Lloró largo rato y cuando se calmó, me contó lo poco que sabía:
Después del parto ella se fue poniendo  extraña, como ausente. No se separaba del niño ni un instante, pero apenas hablaba. El se iba inquieto a hacer clases todas las mañanas. Tenía miedo de algo y no sabía de qué. Había decidido llevarla al médico esa misma tarde en que al llegar no la encontró. Se había ido sin llevarse nada. En el closet estaba toda su ropa y la de su hijo.
Salió como loco a buscarla por el pueblo. Alguien le contó que la había visto con el niño en la Estación.

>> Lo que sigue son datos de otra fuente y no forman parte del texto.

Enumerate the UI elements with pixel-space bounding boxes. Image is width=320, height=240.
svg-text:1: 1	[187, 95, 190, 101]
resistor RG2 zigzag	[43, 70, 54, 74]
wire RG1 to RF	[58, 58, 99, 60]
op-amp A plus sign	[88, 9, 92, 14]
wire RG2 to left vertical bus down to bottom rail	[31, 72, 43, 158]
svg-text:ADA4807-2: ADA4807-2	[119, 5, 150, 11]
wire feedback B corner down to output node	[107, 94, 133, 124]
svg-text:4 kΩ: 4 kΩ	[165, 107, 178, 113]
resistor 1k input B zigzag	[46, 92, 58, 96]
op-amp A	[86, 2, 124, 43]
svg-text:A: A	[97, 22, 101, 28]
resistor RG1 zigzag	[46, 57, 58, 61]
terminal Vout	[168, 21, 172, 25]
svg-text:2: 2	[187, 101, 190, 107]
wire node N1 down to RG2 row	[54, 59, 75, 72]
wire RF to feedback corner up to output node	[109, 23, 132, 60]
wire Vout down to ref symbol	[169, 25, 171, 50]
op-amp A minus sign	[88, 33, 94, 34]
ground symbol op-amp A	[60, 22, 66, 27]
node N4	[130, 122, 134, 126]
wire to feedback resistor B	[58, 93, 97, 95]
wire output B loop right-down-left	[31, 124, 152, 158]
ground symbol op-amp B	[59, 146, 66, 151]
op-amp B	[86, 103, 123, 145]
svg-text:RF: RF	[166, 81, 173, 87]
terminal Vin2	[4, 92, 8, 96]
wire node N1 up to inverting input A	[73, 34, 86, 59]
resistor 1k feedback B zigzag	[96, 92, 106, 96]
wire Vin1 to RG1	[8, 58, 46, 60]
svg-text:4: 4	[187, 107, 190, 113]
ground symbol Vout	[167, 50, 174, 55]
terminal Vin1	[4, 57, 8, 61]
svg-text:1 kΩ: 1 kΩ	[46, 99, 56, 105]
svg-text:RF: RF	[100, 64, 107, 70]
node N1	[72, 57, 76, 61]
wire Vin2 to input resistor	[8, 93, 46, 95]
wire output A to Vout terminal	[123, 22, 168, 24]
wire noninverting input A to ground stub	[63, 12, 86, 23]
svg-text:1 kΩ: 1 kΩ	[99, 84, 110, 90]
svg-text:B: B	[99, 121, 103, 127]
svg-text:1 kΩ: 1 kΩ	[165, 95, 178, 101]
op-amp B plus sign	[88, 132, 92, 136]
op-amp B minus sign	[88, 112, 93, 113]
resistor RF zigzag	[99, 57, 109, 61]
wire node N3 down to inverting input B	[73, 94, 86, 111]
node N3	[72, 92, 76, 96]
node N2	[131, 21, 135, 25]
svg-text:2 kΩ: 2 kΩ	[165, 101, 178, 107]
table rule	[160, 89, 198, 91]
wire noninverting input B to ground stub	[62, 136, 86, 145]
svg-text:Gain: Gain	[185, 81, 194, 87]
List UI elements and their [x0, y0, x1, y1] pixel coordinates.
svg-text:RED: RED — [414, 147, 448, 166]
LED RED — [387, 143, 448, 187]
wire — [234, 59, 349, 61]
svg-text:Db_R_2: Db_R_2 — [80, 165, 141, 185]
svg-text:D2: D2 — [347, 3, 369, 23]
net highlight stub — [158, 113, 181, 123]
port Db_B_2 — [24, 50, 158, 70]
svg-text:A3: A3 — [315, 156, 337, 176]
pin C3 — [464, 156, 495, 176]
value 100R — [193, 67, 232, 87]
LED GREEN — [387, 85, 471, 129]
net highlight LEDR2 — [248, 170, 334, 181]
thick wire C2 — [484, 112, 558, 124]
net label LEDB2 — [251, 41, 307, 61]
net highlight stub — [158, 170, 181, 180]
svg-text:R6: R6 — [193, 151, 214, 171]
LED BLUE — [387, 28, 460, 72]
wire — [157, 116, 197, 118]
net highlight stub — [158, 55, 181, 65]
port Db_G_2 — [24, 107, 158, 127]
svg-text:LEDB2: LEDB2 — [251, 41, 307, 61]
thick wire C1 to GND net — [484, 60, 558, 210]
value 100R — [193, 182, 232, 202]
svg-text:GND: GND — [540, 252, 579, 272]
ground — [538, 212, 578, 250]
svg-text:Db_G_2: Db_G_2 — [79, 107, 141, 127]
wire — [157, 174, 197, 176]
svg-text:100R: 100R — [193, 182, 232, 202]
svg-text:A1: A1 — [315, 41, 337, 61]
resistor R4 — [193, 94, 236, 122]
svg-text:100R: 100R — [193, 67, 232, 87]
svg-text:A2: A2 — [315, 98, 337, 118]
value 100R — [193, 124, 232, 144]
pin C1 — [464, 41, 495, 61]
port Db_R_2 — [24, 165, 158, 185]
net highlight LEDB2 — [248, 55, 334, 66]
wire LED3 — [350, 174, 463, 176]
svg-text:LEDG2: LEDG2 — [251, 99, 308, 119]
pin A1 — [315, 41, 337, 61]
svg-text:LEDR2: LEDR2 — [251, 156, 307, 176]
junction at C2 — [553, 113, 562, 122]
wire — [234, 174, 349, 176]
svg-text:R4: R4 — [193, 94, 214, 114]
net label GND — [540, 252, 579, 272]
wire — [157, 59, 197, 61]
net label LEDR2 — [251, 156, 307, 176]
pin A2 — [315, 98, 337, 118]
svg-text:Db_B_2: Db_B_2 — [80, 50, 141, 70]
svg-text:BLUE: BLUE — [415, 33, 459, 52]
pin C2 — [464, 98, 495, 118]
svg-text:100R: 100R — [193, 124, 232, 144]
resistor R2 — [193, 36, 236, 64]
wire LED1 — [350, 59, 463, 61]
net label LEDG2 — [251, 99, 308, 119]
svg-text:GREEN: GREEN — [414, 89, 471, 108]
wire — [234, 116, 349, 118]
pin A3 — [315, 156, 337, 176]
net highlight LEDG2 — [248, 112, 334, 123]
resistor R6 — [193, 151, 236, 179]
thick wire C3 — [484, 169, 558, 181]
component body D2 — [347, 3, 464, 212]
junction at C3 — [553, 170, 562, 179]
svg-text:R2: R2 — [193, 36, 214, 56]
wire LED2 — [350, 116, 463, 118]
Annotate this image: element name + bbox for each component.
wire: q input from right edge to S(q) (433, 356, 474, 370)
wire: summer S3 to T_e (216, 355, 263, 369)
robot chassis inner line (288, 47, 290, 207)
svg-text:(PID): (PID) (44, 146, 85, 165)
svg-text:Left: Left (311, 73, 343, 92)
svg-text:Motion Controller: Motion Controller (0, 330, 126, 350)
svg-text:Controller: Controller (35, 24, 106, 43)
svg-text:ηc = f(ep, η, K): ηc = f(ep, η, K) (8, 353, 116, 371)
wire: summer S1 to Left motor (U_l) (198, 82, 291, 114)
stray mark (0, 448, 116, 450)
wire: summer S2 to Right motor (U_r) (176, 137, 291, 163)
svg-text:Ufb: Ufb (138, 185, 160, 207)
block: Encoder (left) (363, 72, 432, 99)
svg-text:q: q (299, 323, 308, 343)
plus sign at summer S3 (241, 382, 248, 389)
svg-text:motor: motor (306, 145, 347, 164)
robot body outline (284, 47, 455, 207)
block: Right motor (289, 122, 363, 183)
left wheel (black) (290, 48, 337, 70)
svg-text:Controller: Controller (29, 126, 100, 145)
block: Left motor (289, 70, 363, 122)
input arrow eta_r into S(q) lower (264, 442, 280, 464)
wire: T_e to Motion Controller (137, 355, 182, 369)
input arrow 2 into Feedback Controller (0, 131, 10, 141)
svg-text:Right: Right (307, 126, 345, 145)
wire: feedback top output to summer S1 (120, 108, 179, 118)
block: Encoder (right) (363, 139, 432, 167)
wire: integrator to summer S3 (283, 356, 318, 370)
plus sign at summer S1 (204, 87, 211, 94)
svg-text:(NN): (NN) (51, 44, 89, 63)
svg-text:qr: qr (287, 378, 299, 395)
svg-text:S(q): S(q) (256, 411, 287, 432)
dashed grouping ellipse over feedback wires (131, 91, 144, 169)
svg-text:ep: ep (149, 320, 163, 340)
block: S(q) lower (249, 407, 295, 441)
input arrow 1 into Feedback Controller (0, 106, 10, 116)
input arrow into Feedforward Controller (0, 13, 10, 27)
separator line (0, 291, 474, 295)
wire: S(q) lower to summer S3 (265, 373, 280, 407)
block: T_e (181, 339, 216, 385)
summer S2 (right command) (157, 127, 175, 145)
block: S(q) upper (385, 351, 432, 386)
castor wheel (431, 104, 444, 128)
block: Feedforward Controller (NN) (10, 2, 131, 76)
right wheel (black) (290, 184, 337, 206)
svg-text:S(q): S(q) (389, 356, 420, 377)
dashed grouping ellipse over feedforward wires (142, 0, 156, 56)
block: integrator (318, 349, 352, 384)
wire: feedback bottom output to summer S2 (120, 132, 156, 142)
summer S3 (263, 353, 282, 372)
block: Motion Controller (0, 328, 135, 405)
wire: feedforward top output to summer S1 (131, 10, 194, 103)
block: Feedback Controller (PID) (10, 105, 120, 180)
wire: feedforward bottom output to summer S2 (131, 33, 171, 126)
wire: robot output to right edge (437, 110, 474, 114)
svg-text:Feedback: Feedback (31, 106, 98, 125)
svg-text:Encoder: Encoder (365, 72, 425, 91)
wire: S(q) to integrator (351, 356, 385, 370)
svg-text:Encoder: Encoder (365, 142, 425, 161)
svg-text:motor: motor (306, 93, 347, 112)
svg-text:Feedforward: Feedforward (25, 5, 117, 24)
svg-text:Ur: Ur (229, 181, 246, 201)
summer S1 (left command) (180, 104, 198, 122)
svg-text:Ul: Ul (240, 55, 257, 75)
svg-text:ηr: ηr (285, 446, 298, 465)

-Supuse que me había abandonado-continuó-Pensé cosas terribles. Que se había ido con otro. Que el hijo no era mío. Y renuncié a buscarla. Pero la amaba tanto  que me quedé aquí, indiferente a las miradas intrusas. Continué haciendo clases y he vivido todos estos años sin perder la esperanza de que volviera.
Mientras me contaba esto, lloraba. A veces se interrumpía. Se acercaba a mí y me tocaba la cara.
Luego me abrazaba y volvía a llorar.
Se puso a llenar una maleta con las cosas más eterogéneas. Estaba como loco. Conmovido, lo ayudé a poner lo indispensable.
Nos agobiaba la incertidumbre. No sabíamos cómo iba a reaccionar mi madre. Si la impresión de verlo la haría recordar o volvería  más densas las sombras de su memoria. Los dos callábamos, abrumados por el temor, pero a veces, de pronto nos mirábamos y sonreíamos, cuando a ambos, como un rayo, nos traspasaba la esperanza.